I had the biggest smile on my face when I actually realized just what I had actually experienced here! I began to drive on to my brunch destination when my focus went from the music I was listening to on my radio to hearing a voice in my head. It took that voice a number of times to get my attention but when it did I heard it say, “write a book”. I thought I was hearing things. It sounded as if that voice was coming from someone within the car itself. But I knew that couldn’t be.
Then it dawned on me that it was the Holy Spirit talking to me. Talking, talking and talking until He got my attention. He didn’t give up! That point of writing a book was not going to fall on deaf ears. He was going to make sure that I heard it and that it effected me in such a way that I now knew it was a message directly from God. Problem was I didn’t know what to do with that information!
I couldn’t believe God wanted ME to write a book. I started asking myself, “How can I possibly write a book? I don’t know the first thing about it!”
Now please remember that, at this time, I was really green around the gills with my new-found walk with God. I was having difficulty comprehending everything that was going on during my drive to the ministry brunch.
And to top it all off, I’m now realizing that I can’t find the new location. Not only did I nearly run out of gas but now I can’t find the location. I left the house in plenty of time to get to the brunch early and yet I was still trying to find the location of the luncheon.
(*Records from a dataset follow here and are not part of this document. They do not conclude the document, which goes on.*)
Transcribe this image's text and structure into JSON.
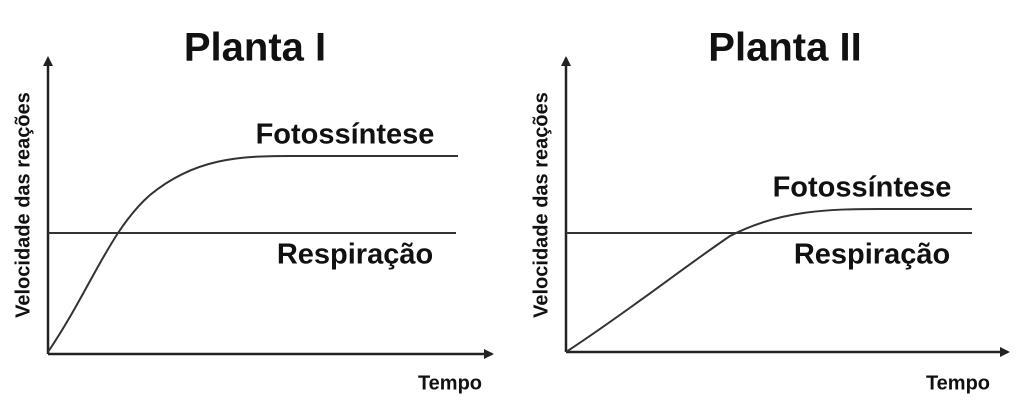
{
  "panels": [
    {
      "title": "Planta I",
      "y_label": "Velocidade das reações",
      "x_label": "Tempo",
      "curve_label": "Fotossíntese",
      "line_label": "Respiração"
    },
    {
      "title": "Planta II",
      "y_label": "Velocidade das reações",
      "x_label": "Tempo",
      "curve_label": "Fotossíntese",
      "line_label": "Respiração"
    }
  ]
}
Then, as I continued on my way to the luncheon, I had yet another visit from the enemy. This time the enemy had confused me as to where this new location was for the luncheon. I heard, “It’s not worth your while to keep on looking for this place. You might as well turn around and go home because you’re already too late to be a part of it.” Now I knew that I had to get to this luncheon.
I arrived over two hours late, but I arrived. It was quite obvious that whatever was going to take place at this luncheon was something that the devil did not want me to partake in. That made me more determined than ever to get there. It was only minutes after that I actually found the location and attended the brunch …. late, but present.
It amazes me now, as I think back to that time, how hard the enemy worked at leading me away from what he knew was only going to bring me closer to God.